# 4 equations, 4 variables

 P: 39 How do you solve the system of equations $$e^{x_{1}+y_{1}}+e^{x_{1}+y_{2}}=a_{1}$$ $$e^{x_{2}+y_{1}}+e^{x_{2}+y_{2}}=a_{2}$$ $$e^{x_{1}+y_{1}}+e^{x_{2}+y_{1}}=b_{1}$$ $$e^{x_{1}+y_{2}}+e^{x_{2}+y_{2}}=b_{2}$$ x1, x2, y1, y2 are the variables for which I want to solve the equations, a1, a2, b1, b2 are known. Context: I need to solve this in order to get the unknown maximum entropy joint probabilities $$p_{ij}=e^{-1-x_{i}-y_{j}}$$ $$\mbox{for the known marginal probabilities (}a_{i}\mbox{ and }b_{j}\mbox{).}$$ i know there is way to do this in information theory, but I need to solve it algebraically.
 P: 1,403 4 equations, 4 variables There's a problem here. First subsitute $u_1 = e^{x1}$ $v_1 = e^{y1}$ etc. Than the four equations become: $$u_1 v_1 + u_1 v_2 = a_1$$ $$u_2 v_1 + u_2 v_2 = a_2$$ $$u_1 v_1 + u_2 v_1 = b_1$$ $$u_1 v_2 + u_2 v_2 = b_2$$ No if you add the first two you get: $$u_1 v_1 + u_1 v_2 + u_2 v_1 + u_2 v_2 = a_1 + a_2$$ and if you add the last two you get $$u_1 v_1 + u_1 v_2 + u_2 v_1 + u_2 v_2 = b_1 + b_2$$ These can't both be true unless $a_1 + a_2 = b_1 + b_2$ And if that is the case, you have only 3 equations left for 4 unknowns, so there won't be an unique solution.

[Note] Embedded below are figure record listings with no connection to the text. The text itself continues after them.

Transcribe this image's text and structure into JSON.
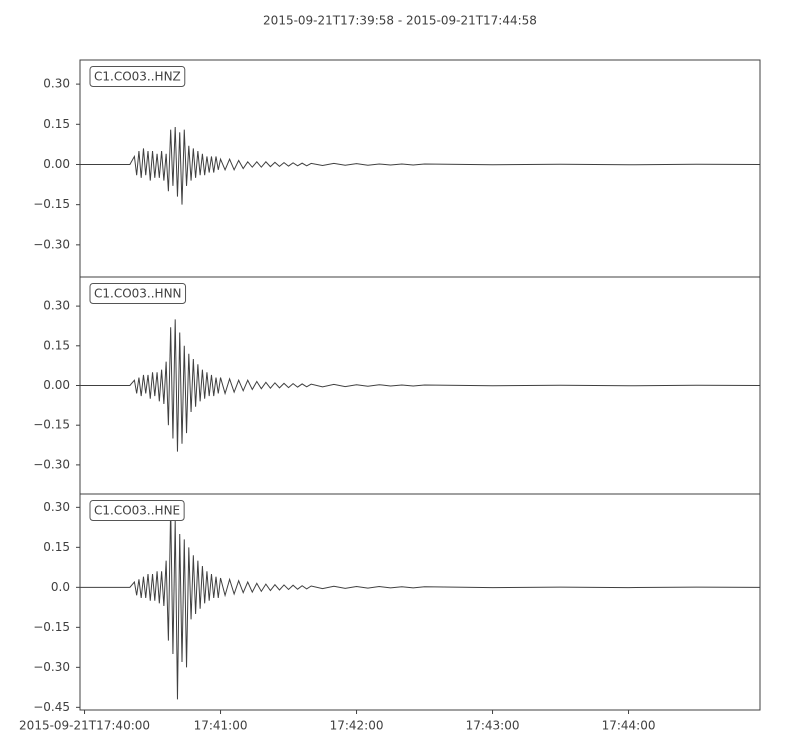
{
  "chart_data": {
    "type": "line",
    "title": "2015-09-21T17:39:58  -  2015-09-21T17:44:58",
    "subplots": true,
    "color": "#404040",
    "x": [
      "17:39:58",
      "17:40:20",
      "17:40:22",
      "17:40:23",
      "17:40:24",
      "17:40:25",
      "17:40:26",
      "17:40:27",
      "17:40:28",
      "17:40:29",
      "17:40:30",
      "17:40:31",
      "17:40:32",
      "17:40:33",
      "17:40:34",
      "17:40:35",
      "17:40:36",
      "17:40:37",
      "17:40:38",
      "17:40:39",
      "17:40:40",
      "17:40:41",
      "17:40:42",
      "17:40:43",
      "17:40:44",
      "17:40:45",
      "17:40:46",
      "17:40:47",
      "17:40:48",
      "17:40:49",
      "17:40:50",
      "17:40:51",
      "17:40:52",
      "17:40:53",
      "17:40:54",
      "17:40:55",
      "17:40:56",
      "17:40:57",
      "17:40:58",
      "17:40:59",
      "17:41:00",
      "17:41:02",
      "17:41:04",
      "17:41:06",
      "17:41:08",
      "17:41:10",
      "17:41:12",
      "17:41:14",
      "17:41:16",
      "17:41:18",
      "17:41:20",
      "17:41:22",
      "17:41:24",
      "17:41:26",
      "17:41:28",
      "17:41:30",
      "17:41:32",
      "17:41:34",
      "17:41:36",
      "17:41:38",
      "17:41:40",
      "17:41:45",
      "17:41:50",
      "17:41:55",
      "17:42:00",
      "17:42:05",
      "17:42:10",
      "17:42:15",
      "17:42:20",
      "17:42:25",
      "17:42:30",
      "17:43:00",
      "17:43:30",
      "17:44:00",
      "17:44:30",
      "17:44:58"
    ],
    "xlim": [
      "17:39:58",
      "17:44:58"
    ],
    "xticks": [
      {
        "value": "17:40:00",
        "label": "2015-09-21T17:40:00"
      },
      "17:41:00",
      "17:42:00",
      "17:43:00",
      "17:44:00"
    ],
    "series": [
      {
        "name": "C1.CO03..HNZ",
        "ylim": [
          -0.42,
          0.39
        ],
        "yticks": [
          {
            "value": -0.3,
            "label": "−0.30"
          },
          {
            "value": -0.15,
            "label": "−0.15"
          },
          {
            "value": 0,
            "label": "0.00"
          },
          {
            "value": 0.15,
            "label": "0.15"
          },
          {
            "value": 0.3,
            "label": "0.30"
          }
        ],
        "values": [
          0,
          0,
          0.03,
          -0.04,
          0.05,
          -0.05,
          0.06,
          -0.04,
          0.05,
          -0.06,
          0.05,
          -0.05,
          0.04,
          -0.05,
          0.05,
          -0.06,
          0.04,
          -0.1,
          0.13,
          -0.08,
          0.14,
          -0.12,
          0.12,
          -0.15,
          0.13,
          -0.08,
          0.07,
          -0.06,
          0.06,
          -0.05,
          0.05,
          -0.04,
          0.04,
          -0.04,
          0.03,
          -0.03,
          0.03,
          -0.03,
          0.03,
          -0.02,
          0.02,
          -0.02,
          0.02,
          -0.02,
          0.015,
          -0.015,
          0.01,
          -0.01,
          0.01,
          -0.01,
          0.01,
          -0.008,
          0.008,
          -0.007,
          0.007,
          -0.006,
          0.006,
          -0.005,
          0.005,
          -0.005,
          0.004,
          -0.004,
          0.004,
          -0.003,
          0.003,
          -0.003,
          0.002,
          -0.002,
          0.002,
          -0.002,
          0.002,
          -0.001,
          0.001,
          -0.001,
          0.001,
          0
        ]
      },
      {
        "name": "C1.CO03..HNN",
        "ylim": [
          -0.41,
          0.41
        ],
        "yticks": [
          {
            "value": -0.3,
            "label": "−0.30"
          },
          {
            "value": -0.15,
            "label": "−0.15"
          },
          {
            "value": 0,
            "label": "0.00"
          },
          {
            "value": 0.15,
            "label": "0.15"
          },
          {
            "value": 0.3,
            "label": "0.30"
          }
        ],
        "values": [
          0,
          0,
          0.02,
          -0.03,
          0.03,
          -0.04,
          0.04,
          -0.03,
          0.04,
          -0.05,
          0.05,
          -0.04,
          0.05,
          -0.06,
          0.06,
          -0.07,
          0.09,
          -0.15,
          0.22,
          -0.2,
          0.25,
          -0.25,
          0.2,
          -0.22,
          0.15,
          -0.18,
          0.12,
          -0.1,
          0.1,
          -0.08,
          0.08,
          -0.06,
          0.06,
          -0.05,
          0.05,
          -0.04,
          0.04,
          -0.04,
          0.03,
          -0.03,
          0.03,
          -0.03,
          0.025,
          -0.025,
          0.02,
          -0.02,
          0.02,
          -0.015,
          0.015,
          -0.012,
          0.012,
          -0.01,
          0.01,
          -0.009,
          0.008,
          -0.008,
          0.007,
          -0.006,
          0.006,
          -0.005,
          0.005,
          -0.005,
          0.004,
          -0.004,
          0.003,
          -0.003,
          0.003,
          -0.002,
          0.002,
          -0.002,
          0.002,
          -0.001,
          0.001,
          -0.001,
          0.001,
          0
        ]
      },
      {
        "name": "C1.CO03..HNE",
        "ylim": [
          -0.46,
          0.35
        ],
        "yticks": [
          {
            "value": -0.45,
            "label": "−0.45"
          },
          {
            "value": -0.3,
            "label": "−0.30"
          },
          {
            "value": -0.15,
            "label": "−0.15"
          },
          {
            "value": 0,
            "label": "0.0"
          },
          {
            "value": 0.15,
            "label": "0.15"
          },
          {
            "value": 0.3,
            "label": "0.30"
          }
        ],
        "values": [
          0,
          0,
          0.02,
          -0.03,
          0.03,
          -0.04,
          0.04,
          -0.04,
          0.05,
          -0.05,
          0.05,
          -0.05,
          0.06,
          -0.06,
          0.06,
          -0.07,
          0.1,
          -0.2,
          0.3,
          -0.25,
          0.25,
          -0.42,
          0.2,
          -0.28,
          0.18,
          -0.3,
          0.15,
          -0.12,
          0.12,
          -0.1,
          0.1,
          -0.08,
          0.08,
          -0.06,
          0.06,
          -0.05,
          0.05,
          -0.04,
          0.04,
          -0.04,
          0.035,
          -0.03,
          0.03,
          -0.025,
          0.025,
          -0.02,
          0.02,
          -0.018,
          0.015,
          -0.015,
          0.012,
          -0.012,
          0.01,
          -0.01,
          0.009,
          -0.008,
          0.008,
          -0.007,
          0.006,
          -0.006,
          0.005,
          -0.005,
          0.004,
          -0.004,
          0.003,
          -0.003,
          0.003,
          -0.002,
          0.002,
          -0.002,
          0.002,
          -0.001,
          0.001,
          -0.001,
          0.001,
          0
        ]
      }
    ]
  }
}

 P: 39 Thank you! Quick reply here: yes, a1+a2=b1+b2 because they are marginal probabilities and sum to 1. Also, $$u_{1}v_{1}+u_{1}v_{2}+u_{2}v_{1}+u_{2}v_{2}=1$$ because these are the joint probabilities. Sorry! I should have mentioned that. I will be back in half an hour to report if this gives me enough information to solve the system.
 P: 1,403 If you write the equations as: $$u_1 (v_1 + v_2) = a_1$$ $$v_1 (u_1 + u_2) = b_1$$ $$(v_1 + v_2)(u_1 + u_2) = 1$$ it's easy to see if $(u_1,u_2,v_1,v_2)$ is a solution, so is $(c u_1, c u_2, \frac {v_1}{c}, \frac {v_2}{c} )$ to get a solution you can set u1 + u2 = 1 so v1 this gets you $$u_1 = c a_1$$ $$u_2 = c a_2$$ $$v_1 = \frac {b_1}{c}$$ $$v_2 = \frac {b_2}{c}$$ as the complete solution.